JL: We deliberately didn’t design chilling into the chamber. Typically the RipeLocker goes in a chilled warehouse or chilled shipping container. However, there are some instances where chilling is not required. The vacuum works so well with walnuts, for example, that if they are in a RipeLocker they don’t need to be chilled, so we’re actually saving the industry the cost of chilling.

AFN: What are some of the challenges and barriers to uptake?

JL: We’ve been in commercial use for the last two to three years and this season we’re working extensively with blueberries, fresh hops, and roses. Our commercial progress so far is in stationary storage because it’s the simplest to deploy.

But our original vision was all about a mobile solution, which is logistically more complex [moving the RipeLockers in groups attached to the controller and hoses]. It’s not enormously complex, it’s just an added step, but we don’t hide the fact that using RipeLocker will disrupt your process. So we’re working with operators that are happy to disrupt and do things differently for better results.

I’d say the biggest barrier to progress is the same [for any agtech company seeking to disrupt an existing supply chain]. If you’re talking to established businesses, even those that might have sub optimal aspects of their process, what’s the motivation to change? So part of my role as the business development guy is to find not only big global players, but ones that have that challenger disruptive mindset.
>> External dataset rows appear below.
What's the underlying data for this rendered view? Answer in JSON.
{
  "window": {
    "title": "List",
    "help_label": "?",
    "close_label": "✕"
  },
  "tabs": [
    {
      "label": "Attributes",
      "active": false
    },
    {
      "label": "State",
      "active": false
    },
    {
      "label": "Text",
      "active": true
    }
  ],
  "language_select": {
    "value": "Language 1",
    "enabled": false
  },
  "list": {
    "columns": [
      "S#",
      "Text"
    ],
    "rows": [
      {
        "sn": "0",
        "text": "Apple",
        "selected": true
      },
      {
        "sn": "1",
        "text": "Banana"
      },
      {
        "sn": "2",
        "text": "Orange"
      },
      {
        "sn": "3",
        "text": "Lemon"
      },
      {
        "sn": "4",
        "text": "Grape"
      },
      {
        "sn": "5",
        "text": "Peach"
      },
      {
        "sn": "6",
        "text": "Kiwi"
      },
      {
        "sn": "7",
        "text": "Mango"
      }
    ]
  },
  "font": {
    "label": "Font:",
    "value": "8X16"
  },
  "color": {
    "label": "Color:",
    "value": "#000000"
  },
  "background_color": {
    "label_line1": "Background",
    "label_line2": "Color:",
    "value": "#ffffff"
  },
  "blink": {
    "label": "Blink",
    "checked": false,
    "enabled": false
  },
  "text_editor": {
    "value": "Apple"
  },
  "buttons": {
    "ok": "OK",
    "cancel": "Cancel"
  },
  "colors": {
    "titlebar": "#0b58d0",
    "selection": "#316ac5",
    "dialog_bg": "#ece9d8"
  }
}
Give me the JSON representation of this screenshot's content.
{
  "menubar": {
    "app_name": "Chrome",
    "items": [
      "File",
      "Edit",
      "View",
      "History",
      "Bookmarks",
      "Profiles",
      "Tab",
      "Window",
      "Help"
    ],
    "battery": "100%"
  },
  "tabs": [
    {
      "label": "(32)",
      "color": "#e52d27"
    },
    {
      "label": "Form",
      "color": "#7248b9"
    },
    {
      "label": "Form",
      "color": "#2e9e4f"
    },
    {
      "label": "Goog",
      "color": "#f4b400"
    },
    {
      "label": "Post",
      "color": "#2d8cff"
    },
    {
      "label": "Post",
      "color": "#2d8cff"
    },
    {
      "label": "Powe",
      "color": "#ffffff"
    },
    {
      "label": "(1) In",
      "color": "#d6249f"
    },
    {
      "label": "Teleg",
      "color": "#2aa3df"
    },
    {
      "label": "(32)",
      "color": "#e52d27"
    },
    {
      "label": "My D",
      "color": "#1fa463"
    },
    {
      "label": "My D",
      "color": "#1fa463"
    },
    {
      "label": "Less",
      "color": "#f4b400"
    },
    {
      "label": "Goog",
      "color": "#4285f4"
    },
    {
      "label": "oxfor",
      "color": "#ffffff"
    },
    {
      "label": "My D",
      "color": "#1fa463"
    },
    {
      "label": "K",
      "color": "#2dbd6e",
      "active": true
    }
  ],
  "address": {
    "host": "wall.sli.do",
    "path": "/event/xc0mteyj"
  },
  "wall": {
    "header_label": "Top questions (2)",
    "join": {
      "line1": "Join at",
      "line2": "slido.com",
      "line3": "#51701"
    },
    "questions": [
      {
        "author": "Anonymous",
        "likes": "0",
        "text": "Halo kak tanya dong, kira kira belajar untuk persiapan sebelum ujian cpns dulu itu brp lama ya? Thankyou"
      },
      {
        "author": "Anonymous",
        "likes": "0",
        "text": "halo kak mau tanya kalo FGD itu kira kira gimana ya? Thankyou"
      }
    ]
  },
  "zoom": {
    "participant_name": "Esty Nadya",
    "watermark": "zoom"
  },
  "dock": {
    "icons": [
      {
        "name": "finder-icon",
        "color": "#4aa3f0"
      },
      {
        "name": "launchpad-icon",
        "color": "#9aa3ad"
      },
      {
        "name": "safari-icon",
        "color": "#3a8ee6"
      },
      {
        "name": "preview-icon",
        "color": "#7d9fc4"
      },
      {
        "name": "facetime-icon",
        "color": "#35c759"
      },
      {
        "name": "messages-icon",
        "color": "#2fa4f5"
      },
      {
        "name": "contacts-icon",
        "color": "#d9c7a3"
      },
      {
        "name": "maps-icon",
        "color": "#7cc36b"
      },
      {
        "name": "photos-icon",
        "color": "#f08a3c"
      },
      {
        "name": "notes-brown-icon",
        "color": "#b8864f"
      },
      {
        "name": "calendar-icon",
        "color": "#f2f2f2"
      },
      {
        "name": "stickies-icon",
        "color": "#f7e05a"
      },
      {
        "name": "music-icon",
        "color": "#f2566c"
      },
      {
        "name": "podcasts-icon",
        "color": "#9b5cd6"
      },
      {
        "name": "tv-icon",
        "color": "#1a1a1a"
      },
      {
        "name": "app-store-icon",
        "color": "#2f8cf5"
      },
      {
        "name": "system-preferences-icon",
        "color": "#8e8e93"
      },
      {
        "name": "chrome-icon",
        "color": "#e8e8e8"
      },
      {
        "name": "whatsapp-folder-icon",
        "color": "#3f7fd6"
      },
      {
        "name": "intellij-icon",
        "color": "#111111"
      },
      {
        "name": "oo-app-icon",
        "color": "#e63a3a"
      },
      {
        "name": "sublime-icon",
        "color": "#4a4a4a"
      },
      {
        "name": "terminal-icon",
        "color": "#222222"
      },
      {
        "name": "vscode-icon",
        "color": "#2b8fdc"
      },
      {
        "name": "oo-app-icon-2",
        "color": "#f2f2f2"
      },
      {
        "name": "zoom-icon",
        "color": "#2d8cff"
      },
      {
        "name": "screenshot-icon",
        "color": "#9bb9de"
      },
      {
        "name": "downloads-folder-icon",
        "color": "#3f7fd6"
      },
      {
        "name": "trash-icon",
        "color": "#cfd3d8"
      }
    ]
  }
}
AFN: How have you funded the company?

JL: We’ve funded it thus far through angel investors, basically industry figures who are ag players themselves, and we aim to seek further funding and extend our investor network in the near future.

AFN: What progress have you made to date?

JL: We are currently working with one of the world’s largest growers of berries. We have trials underway in multiple global geographies with multiple commodities. As a result, we hope to make an exciting partnership announcement in the coming weeks.

Another partner is The Queen’s Flowers, one of the largest US importers of fresh roses. The company recently completed a very successful Valentine’s Day campaign using mass storage of roses in RipeLockers in Miami to ensure they could build inventory and offer their customer superior vase life. We will begin our Mother’s Day campaign with them in early April.

We have also agreed an extensive blueberry storage campaign for this summer with multiple Pacific Northwest growers including close partner, Oasis Farms.